Monday, February 20, 2012

Be True to You

Source: lockerz.com via Sam on Pinterest


The truth. To those who doubt what I'm capable of (including the inner ego), you're about to be proven wrong in every way. I'm going to do what I feel is right and what I need to be happy and achieve my dreams. Time to redefine some standards. The rest of you can do it the way it's "supposed" to be done or has been done for centuries, I'm here to do it my own way. Perhaps harder in the long run but it will be my own path in every way.

Wednesday, February 15, 2012

Dreams

What are you willing to sacrifice for your dreams? I thought up until just today that I knew the answer to this question but when you're bombarded with possibilities never before conceived it makes it a bit harder to define these lines. What if your dreams are socially or even morally unaccepted by our current society? Do you still do whatever it takes to achieve them or do you make compromises along the way and end up somewhere on the other side of nowhere-ville face down in your own unhappiness? Or do you run out and take every chance you get to meet these challenges head on to overcome them?

I ask these questions because I've had an updated vision to my dream. As I do I'm constantly moving toward one dream or another. But along the way as I get older those dreams change not because of compromise but because the spiritual waves of the world pry their way into my thoughts and wash away the old dreams but left behind are the new upgraded dreams. Still following my original path but more like a v2.0, still maintaining the structure but updating some of the social standards and beginning to work against some of these.

At this point I can't tell you what my dream is but I can tell you that it goes against most of what society says is appropriate or acceptable, thus why I'm having this moment of doubt before I jump in and take it by the reigns. Into the unknown we go. Fearless and powerful.

Thursday, January 19, 2012

What do we do with the empty space when Hope is gone?

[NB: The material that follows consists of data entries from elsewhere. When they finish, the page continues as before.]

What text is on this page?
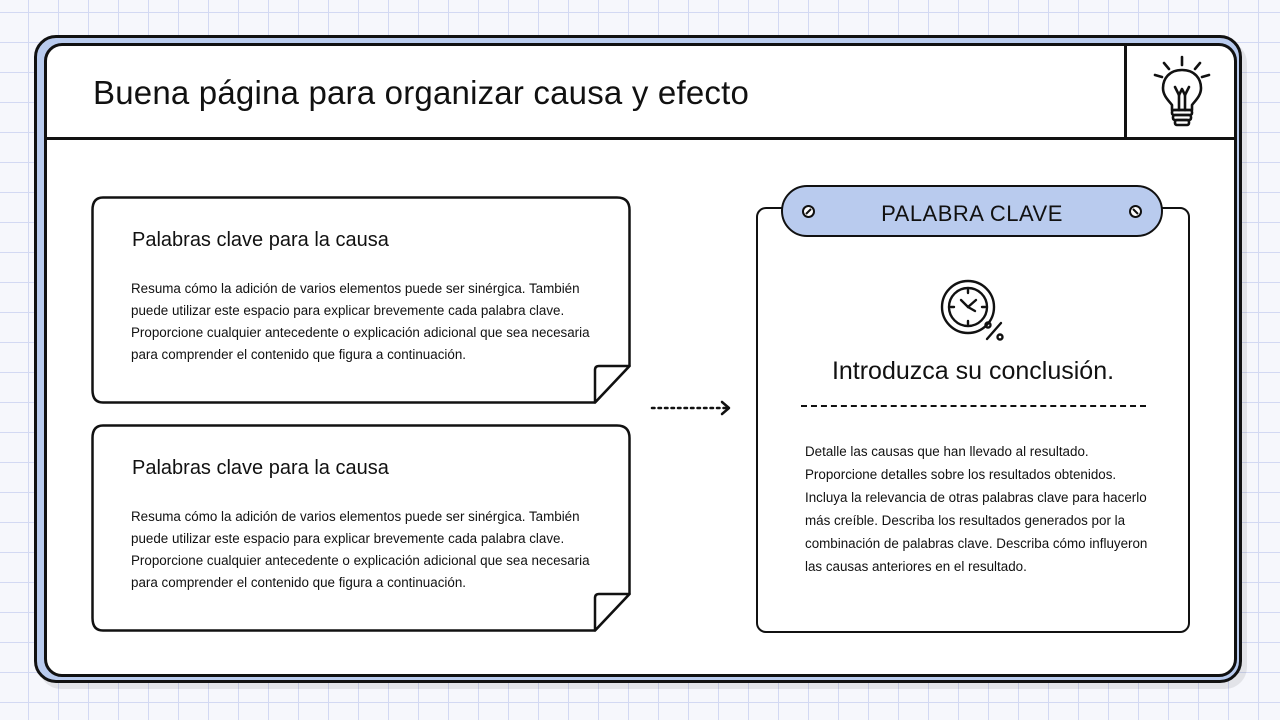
Buena página para organizar causa y efecto
Palabras clave para la causa

Resuma cómo la adición de varios elementos puede ser sinérgica. También puede utilizar este espacio para explicar brevemente cada palabra clave. Proporcione cualquier antecedente o explicación adicional que sea necesaria para comprender el contenido que figura a continuación.

Palabras clave para la causa

Resuma cómo la adición de varios elementos puede ser sinérgica. También puede utilizar este espacio para explicar brevemente cada palabra clave. Proporcione cualquier antecedente o explicación adicional que sea necesaria para comprender el contenido que figura a continuación.

PALABRA CLAVE
Introduzca su conclusión.

Detalle las causas que han llevado al resultado. Proporcione detalles sobre los resultados obtenidos. Incluya la relevancia de otras palabras clave para hacerlo más creíble. Describa los resultados generados por la combinación de palabras clave. Describa cómo influyeron las causas anteriores en el resultado.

I remember of the time that I used to look out the window and just simply dream about what could be, what's to come, the potential of a boundless world.

I used to go to school semi-unwillingly just to get past it so I could get started with my life. I always thought that this time, now, would be the time for me to run and take care of the responsibilities that have been self imposed and to live the life that used to scramble across my brain trying to find it's footing as an overly hyperactive teenager. Why is it now that my ability to follow through has dwindled like the light from a fading sunset? I seem to be fading into the background completely unable to attain the potential that has been set out for me; my biggest fear realized, that I may live the rest of my life without ever being known or heard as a musician. What can I do?

The sad part is that I do know what needs to be done but just can't seem to make it happen. I'm not dumb, I know what and how to do the things that will make my life better and get me ahead. Is it a sin to know the truth but not to follow it? Most days I hate this process, but I do it all for those few days in which I fully envelope myself into music. As it is my life is a love hate relationship, when I do love it's wholly with my entire soul, there are only a few days in my entire life that I truly could or would hate anything or anyone but when I do it engulfs me. Today is one of those that I hate everything there is about my life, I don't understand why I do the things I do.

But what I do know is that, as there always has been, there will be a light at the end of the tunnel. The big question I ask myself is, how do I keep from trudging through that tunnel ever again? Why can't I just live in the light instead of always searching for it?